In the above-described embodiment, an example in which four input ports and four output ports are provided has been described as an example, and mainly the case of one input and two inputs has been described. With output ports, one input and two
The same applies to the case where an input other than the input is performed. Further, the same configuration as the 2 × 2 optical switch 3 is applied as the shutdown optical switch 5 for suppressing the crosstalk, but an optical gate switch with one input and one output, an optical modulator, or the like may be applied. .

Further, the control of the shutdown optical switch 5 may be performed based on the input state of the optical signal to the waveguide type optical matrix switch 1 and the connection information of the 2 × 2 optical switch 3. Further, the optical output intensity from the waveguide type optical matrix switch 1 is monitored, and when the optical output is below a certain level, the shutdown optical switch 5 is set to the cross state (heater OFF).
May be controlled.

As the shutdown optical switch 5, the same configuration as the 2 × 2 optical switch 3 is connected in one stage. However, in order to further suppress the crosstalk, the same configuration as the 2 × 2 switch 3 is used. May be connected in multiple stages.

[0037]

As described above, the waveguide type optical matrix switch of the present invention has the following effects.
That is, by providing an optical switch in front of each output port that allows the optical output to pass only when the optical output is output, it is possible to suppress output of crosstalk from an output port that does not want to output an optical signal. Become like This makes it possible to greatly improve the switching characteristics of the waveguide type optical matrix switch.

The optical switch provided in front of the output port can be easily controlled by an external control device, for example, a hardware switch or software setting, so that complicated control is not required. Since it can be formed on a substrate like other 2 × 2 optical switches,
It can be easily integrated.

Further, since only one optical switch needs to be added before each output port, it is possible to easily cope with a case where the switch size is increased or decreased.

[Brief description of the drawings]

FIG. 1 is a schematic diagram illustrating an embodiment of the present invention.

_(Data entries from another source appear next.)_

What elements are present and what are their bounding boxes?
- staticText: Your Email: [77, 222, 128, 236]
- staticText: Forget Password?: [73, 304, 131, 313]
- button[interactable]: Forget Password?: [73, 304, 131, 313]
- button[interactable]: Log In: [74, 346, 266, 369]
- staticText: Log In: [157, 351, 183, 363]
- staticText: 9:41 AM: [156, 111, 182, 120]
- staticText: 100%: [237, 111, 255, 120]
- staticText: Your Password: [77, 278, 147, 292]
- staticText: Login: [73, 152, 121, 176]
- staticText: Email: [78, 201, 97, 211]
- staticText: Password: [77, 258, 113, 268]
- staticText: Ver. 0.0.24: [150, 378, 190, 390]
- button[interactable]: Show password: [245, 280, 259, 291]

FIG. 2 is a schematic diagram (part 1) illustrating an operation example;

FIG. 3 is a schematic diagram (part 2) illustrating an operation example;

FIG. 4 is a schematic diagram illustrating a conventional example.

FIG. 5 is a configuration diagram of a 2 × 2 optical switch.

FIG. 6 is a diagram illustrating the operation of a 2 × 2 optical switch.

FIG. 7 is a schematic diagram illustrating an operation of a conventional example.

[Explanation of symbols]

 REFERENCE SIGNS LIST 1 waveguide type optical matrix switch 2 substrate 3 2 × 2 optical switch 4 dummy unit 5 optical switch for shutdown

 ──────────────────────────────────────────────────続 き Continuing on the front page (72) Inventor Masayasu Yamaguchi 3-19-2 Nishi-Shinjuku, Shinjuku-ku, Tokyo Japan Telegraph and Telephone Corporation (72) Inventor Akira Himeno 3-192, Nishi-Shinjuku, Shinjuku-ku, Tokyo No. Nippon Telegraph and Telephone Corporation (72) Inventor Toshimi Kominato 3-19-2 Nishi Shinjuku, Shinjuku-ku, Tokyo

Claims (1)

[Claims] 1. A waveguide type optical matrix comprising an optical switch unit in which a plurality of 2 × 2 optical switches are arranged in a matrix and outputting an optical signal input from an input port of the optical switch unit to a predetermined output port. A waveguide type optical matrix switch, comprising a switch in front of the output port, the optical switch allowing the optical signal to pass only when the optical signal is output.